Czytanie na dobranoc stało się takim naszym małym rytuałem przed snem. Oczywiście, bywają takie dni, że nic z tego nie wychodzi, ale na szczęście nie ma ich dużo.
Odkąd moja córka zaczęła interesować się książeczkami. Dowiedziałam się, że nie każda książka musi mieć morał dla naszej pociechy. Niektóre są bardzo niezwykłe i pokręcone, dlatego ciężko od razu wyciągnąć z nich jakąkolwiek życiową mądrość, ale można się przy zrelaksować.
“Jak nakarmić smoka" autorstwa Piotra Gociek, to zbiór różnych wierszy dla dzieci. Jeszcze dotąd nie pisałam recenzji na temat książeczki dla dzieci, ale zapewne na tej jedynej się skończy. Nie moja bajka… na dalszą metę, ale warto było spróbować.

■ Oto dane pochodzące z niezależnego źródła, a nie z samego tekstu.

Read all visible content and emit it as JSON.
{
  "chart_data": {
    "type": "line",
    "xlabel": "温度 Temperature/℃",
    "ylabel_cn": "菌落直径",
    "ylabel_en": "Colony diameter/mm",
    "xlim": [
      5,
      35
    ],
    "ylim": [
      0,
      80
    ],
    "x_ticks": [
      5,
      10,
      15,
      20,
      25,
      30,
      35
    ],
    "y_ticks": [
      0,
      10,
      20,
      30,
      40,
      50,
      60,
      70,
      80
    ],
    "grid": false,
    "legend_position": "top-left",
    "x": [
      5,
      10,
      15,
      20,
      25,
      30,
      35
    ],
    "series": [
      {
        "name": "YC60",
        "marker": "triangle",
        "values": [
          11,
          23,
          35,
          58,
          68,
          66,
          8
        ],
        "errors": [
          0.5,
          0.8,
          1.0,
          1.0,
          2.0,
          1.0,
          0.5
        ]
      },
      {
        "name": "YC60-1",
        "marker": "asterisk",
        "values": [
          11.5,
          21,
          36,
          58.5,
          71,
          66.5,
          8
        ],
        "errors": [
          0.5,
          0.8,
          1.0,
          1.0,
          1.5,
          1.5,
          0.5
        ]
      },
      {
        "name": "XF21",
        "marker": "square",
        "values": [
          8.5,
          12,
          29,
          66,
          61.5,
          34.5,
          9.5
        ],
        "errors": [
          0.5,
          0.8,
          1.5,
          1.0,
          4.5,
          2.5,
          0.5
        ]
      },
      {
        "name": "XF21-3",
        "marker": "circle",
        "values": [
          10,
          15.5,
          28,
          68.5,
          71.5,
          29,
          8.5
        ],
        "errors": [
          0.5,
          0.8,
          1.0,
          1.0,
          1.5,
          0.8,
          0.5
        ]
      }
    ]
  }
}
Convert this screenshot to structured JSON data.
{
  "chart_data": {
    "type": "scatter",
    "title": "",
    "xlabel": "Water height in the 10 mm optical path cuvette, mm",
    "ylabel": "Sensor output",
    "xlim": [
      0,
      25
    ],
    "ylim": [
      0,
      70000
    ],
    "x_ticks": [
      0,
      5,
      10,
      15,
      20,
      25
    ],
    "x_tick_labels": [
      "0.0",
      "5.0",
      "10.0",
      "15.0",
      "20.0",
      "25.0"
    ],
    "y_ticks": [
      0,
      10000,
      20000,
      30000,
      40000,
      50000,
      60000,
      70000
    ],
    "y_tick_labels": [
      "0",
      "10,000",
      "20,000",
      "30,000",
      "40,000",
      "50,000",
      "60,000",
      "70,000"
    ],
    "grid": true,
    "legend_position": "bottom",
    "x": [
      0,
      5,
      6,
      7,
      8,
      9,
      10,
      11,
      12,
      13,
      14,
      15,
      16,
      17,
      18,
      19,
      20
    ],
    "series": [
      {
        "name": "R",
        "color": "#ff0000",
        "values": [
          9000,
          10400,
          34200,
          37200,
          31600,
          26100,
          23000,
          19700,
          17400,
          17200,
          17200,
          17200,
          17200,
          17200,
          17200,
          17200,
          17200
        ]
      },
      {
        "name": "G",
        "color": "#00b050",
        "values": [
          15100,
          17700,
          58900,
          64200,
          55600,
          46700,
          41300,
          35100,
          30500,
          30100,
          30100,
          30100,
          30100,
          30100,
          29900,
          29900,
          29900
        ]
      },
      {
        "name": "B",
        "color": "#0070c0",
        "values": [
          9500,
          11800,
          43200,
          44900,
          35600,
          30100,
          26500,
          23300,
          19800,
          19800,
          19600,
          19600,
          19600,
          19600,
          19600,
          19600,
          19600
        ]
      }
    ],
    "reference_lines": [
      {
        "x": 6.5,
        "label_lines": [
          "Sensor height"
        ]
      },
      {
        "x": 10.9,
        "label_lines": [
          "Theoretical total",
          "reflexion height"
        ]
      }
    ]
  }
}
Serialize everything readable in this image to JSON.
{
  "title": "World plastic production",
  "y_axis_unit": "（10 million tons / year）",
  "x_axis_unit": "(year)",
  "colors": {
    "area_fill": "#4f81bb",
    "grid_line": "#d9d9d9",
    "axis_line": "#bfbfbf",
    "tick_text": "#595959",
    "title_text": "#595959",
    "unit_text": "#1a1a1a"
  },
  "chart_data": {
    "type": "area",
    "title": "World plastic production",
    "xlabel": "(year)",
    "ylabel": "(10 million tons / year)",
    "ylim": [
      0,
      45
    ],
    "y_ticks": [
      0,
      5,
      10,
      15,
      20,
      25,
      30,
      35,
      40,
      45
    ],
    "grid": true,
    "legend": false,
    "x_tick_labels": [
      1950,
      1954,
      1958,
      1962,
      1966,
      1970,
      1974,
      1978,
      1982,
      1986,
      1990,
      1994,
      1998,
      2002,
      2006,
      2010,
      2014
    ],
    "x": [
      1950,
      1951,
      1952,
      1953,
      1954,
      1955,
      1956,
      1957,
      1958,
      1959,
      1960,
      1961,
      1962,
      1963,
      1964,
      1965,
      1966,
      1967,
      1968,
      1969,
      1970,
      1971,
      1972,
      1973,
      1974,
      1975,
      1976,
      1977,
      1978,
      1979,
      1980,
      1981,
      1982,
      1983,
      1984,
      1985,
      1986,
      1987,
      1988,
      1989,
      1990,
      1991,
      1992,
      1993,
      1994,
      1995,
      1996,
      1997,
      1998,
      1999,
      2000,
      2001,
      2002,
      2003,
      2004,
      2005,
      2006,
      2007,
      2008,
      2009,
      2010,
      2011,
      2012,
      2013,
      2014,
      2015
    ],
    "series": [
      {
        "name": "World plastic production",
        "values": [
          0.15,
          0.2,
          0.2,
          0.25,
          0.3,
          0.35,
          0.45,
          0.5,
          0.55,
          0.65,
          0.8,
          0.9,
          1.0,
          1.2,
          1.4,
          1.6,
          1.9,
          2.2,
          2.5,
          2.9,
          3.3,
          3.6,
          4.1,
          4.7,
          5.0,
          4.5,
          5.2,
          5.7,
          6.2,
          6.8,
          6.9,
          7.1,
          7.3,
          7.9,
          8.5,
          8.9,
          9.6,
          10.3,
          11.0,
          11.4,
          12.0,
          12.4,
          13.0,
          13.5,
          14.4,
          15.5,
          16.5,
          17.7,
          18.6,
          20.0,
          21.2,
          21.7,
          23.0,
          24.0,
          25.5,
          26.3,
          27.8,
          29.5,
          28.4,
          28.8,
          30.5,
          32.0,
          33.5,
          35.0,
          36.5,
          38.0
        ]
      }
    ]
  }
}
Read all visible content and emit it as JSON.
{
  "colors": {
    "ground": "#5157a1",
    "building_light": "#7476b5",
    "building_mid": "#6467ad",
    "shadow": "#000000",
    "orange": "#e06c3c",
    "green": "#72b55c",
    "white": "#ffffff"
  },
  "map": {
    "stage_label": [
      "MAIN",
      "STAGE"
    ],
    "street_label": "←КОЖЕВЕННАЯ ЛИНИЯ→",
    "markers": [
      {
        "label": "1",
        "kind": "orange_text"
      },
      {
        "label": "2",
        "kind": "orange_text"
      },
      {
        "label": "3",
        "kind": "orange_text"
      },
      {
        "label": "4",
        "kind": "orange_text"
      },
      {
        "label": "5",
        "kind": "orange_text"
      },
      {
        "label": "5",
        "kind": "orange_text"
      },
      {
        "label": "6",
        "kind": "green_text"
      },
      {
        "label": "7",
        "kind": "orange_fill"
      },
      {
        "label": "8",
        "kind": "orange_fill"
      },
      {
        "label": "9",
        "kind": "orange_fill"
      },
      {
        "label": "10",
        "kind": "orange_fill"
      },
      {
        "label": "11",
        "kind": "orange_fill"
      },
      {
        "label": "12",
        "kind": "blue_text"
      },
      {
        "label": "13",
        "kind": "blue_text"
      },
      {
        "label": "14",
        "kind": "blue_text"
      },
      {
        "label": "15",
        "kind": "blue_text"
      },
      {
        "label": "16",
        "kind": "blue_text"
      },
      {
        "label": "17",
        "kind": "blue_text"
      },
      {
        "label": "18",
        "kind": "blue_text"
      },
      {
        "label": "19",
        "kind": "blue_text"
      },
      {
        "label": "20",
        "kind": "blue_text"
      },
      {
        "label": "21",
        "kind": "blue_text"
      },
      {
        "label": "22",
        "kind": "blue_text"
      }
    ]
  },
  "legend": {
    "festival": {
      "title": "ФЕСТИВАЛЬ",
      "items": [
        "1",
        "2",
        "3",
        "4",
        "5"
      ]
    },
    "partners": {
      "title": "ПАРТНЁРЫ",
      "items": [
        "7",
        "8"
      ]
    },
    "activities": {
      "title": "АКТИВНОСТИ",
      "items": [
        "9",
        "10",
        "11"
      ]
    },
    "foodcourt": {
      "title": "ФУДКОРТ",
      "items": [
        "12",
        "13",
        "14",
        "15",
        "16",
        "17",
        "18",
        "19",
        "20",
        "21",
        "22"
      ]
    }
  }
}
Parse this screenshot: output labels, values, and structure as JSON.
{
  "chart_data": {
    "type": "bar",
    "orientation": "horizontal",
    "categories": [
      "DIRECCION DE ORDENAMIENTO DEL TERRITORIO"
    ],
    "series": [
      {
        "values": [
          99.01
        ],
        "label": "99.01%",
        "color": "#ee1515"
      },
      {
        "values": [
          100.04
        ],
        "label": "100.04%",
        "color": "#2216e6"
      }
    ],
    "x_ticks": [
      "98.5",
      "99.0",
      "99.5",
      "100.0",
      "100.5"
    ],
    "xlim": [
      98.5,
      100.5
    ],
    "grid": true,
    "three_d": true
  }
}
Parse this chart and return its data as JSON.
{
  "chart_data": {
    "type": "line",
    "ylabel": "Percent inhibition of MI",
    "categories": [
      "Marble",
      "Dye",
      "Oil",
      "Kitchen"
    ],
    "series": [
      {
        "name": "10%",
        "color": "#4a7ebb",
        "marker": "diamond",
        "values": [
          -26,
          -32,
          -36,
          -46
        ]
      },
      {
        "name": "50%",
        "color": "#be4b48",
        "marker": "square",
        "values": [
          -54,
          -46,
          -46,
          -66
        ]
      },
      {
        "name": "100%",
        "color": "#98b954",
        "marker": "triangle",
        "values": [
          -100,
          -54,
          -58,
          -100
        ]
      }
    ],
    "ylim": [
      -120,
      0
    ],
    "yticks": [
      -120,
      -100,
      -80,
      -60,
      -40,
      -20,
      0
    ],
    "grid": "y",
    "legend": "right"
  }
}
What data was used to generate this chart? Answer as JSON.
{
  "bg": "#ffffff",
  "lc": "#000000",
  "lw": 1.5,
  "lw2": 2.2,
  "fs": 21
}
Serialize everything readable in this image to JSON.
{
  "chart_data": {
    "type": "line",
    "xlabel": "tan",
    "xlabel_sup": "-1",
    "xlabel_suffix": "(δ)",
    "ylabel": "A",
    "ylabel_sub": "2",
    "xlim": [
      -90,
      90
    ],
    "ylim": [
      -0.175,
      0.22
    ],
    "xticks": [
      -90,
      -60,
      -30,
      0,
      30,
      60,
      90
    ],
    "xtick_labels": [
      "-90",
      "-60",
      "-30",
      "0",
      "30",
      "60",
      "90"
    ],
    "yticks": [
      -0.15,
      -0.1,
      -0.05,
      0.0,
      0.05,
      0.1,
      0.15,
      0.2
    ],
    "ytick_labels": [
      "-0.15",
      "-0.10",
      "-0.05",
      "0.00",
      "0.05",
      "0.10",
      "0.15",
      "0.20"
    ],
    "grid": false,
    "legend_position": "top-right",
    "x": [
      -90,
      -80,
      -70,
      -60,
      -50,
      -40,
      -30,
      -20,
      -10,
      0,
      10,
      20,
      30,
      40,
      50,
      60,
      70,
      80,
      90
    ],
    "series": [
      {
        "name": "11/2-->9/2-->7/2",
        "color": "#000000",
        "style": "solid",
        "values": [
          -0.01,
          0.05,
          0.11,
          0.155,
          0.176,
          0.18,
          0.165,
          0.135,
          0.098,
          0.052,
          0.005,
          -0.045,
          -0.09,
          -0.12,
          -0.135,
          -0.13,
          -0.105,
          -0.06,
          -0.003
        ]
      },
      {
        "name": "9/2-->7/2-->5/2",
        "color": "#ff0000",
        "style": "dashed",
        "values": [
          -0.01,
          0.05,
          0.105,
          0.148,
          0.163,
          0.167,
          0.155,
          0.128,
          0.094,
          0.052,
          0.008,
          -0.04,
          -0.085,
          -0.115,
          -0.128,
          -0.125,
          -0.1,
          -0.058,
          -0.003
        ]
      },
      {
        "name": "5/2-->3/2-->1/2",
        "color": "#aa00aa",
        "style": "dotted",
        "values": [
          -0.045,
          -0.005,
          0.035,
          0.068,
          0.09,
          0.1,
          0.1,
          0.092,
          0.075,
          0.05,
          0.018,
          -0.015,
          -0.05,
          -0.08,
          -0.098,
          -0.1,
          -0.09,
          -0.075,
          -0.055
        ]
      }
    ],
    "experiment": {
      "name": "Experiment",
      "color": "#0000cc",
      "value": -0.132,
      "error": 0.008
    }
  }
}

W książeczce mamy dziewiętnaście wierszyków, które bardziej lub mniej przypadły mi do gustu. Z niektórych wierszyków, nawet sam rodzic może wyciągnąć coś dobrego dla siebie, lecz nad niektórymi można głowić się godzinami. Zastawiając się, czy aby na pewno, tak powinno się postąpić? Może w dużo mniej drastyczny sposób, ten morał mógł zostać przekazany?
Nie wiem, czy każdego dziecko chce być straszone, nawet ze stylem. Czasami można w prostszy sposób wytłumaczyć na przykład, dlaczego nie powinniśmy marnować bezsensownie wody. i to bez udziału bazylichy, która może nas rozerwać na strzępy.
Wierszyki, które wydały mi się najciekawsze i które najbardziej mi się spodobały, to:
• Wędrówka jeża-jaka sama nazwa wskazuje, poświęcona jest o jeżowi, który przechodzi przez drogę. Nie zważając na zagrożenie ze strony samochodów, ale co zrobić... instynkt, więc my musimy uważać.
• Na stole-opowiada o zwierzętach, które same muszą znaleźć sobie jedzenia. Morał taki, żeby docenić, to co mamy na naszym stole i też nie marnować jedzenia (to dodaję od siebie)
• Straszna historia-dla nauczycieli bardziej niż duchy, przerażające są błędy ortograficzne uczniów. Ten wierszyk mnie rozbawił... mnie również moje błędy w recenzjach często straszą.
• Osa, ćma i mucha-warto słuchać rodziców, jeżeli ostrzegają nas, przed czymś złym. Co może wyrządzić nam krzywdę i na pewno skończy się, to dla nas źle.
• W bibliotece-z każdej książki można wyciągnąć coś wartościowego, ale żeby tak było trzeba ją najpierw przeczytać, więc nie ma znaczenia, który gatunek lepszy… skoro nie damy mu szansy i go nie poznamy.
Podsumowując, to bardzo ciekawy zbiór wierszyków. Myślę, że każdy z nas, będzie miał na jego temat inne zdanie… Wspomniane w nim cymbały i matoły, mogą zdziwić bardziej rodzica, niż dzieci. Jednak na pewno spodobają się nam ilustrację, które są przepiękne.